For predefined R functions, select Open-source R function. When a
function that you want to use from within Spotfire has been defined and saved,
you must write down or remember its name, together with the names of all
required input and output parameters.
To define a new script, select R script - Open Source R, R script
- Spotfire Enterprise Runtime for R, or Python script. (Your company might also
have other options available.)
- Optional:
If you want to include a predefined function from a statistical
package, in the
Packages field, type the exact name of the
package where the function is located.
The Packages field provides an opportunity to create a data
function based on a predefined statistical R or TERR function by using a
downloaded package. Here you can specify any packages to be used by your
current data function, separated with semicolons. See the documentation for the
service of interest for more information about packages.
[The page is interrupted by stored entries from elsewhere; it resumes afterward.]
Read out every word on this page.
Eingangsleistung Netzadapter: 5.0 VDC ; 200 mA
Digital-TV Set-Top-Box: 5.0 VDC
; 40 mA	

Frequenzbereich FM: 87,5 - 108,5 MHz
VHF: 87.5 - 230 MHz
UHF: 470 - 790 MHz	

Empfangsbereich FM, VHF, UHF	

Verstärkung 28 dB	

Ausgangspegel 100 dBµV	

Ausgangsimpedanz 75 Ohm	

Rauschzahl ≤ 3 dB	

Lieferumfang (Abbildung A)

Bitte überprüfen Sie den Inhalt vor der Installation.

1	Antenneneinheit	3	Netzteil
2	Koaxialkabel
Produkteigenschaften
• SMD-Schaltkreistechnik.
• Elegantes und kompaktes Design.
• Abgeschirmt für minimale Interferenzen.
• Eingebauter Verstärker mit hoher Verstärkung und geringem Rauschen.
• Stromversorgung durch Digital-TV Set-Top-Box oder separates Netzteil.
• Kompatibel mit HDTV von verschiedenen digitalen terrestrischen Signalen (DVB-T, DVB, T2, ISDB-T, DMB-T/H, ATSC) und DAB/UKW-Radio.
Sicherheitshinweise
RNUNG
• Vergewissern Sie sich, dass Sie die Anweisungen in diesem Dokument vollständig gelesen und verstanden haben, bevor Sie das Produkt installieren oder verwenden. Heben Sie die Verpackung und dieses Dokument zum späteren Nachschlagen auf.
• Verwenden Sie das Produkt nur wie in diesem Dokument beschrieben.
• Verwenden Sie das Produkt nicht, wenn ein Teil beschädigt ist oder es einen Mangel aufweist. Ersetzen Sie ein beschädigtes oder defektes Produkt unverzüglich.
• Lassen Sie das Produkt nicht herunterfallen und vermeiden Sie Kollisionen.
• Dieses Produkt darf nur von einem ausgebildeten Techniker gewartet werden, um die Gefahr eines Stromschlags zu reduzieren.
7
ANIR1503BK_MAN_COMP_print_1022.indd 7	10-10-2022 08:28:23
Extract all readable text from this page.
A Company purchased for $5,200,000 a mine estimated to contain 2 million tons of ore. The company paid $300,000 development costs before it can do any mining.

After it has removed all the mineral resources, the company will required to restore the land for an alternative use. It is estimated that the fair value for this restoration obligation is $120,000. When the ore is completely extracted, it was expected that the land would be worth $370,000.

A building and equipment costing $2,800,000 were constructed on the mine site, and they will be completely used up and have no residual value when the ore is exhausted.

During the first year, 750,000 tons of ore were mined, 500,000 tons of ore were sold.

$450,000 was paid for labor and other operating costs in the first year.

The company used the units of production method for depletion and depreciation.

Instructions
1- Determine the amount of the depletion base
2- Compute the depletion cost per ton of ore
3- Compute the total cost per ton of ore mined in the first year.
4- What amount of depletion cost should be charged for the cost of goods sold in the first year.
For example, if you want to create a data function based on a
predefined statistical R function, provide the name of the package (and
optionally download it from CRAN). Type the exact name of the package where the
function is located. (This is only necessary if there is more than one function
bearing the same name in the repository, or the packages are not loaded
automatically.)
For local Python scripts, this field lets you list Python packages
that can be pre-loaded to reduce the time needed when executing the data
function. This field is used in the installed client, if the
use of hot spares is enabled. It does not
affect the remote service or data functions run in web clients. If you are
unsure, leave the field blank. You must import the package in the script as
well as specifying it here.
If more than one package is required, separate the package names
with semicolons.
-
When registering data functions based on predefined functions from
statistical packages, in the
Function name field, type the exact name of
the function of interest, as it was defined in the package.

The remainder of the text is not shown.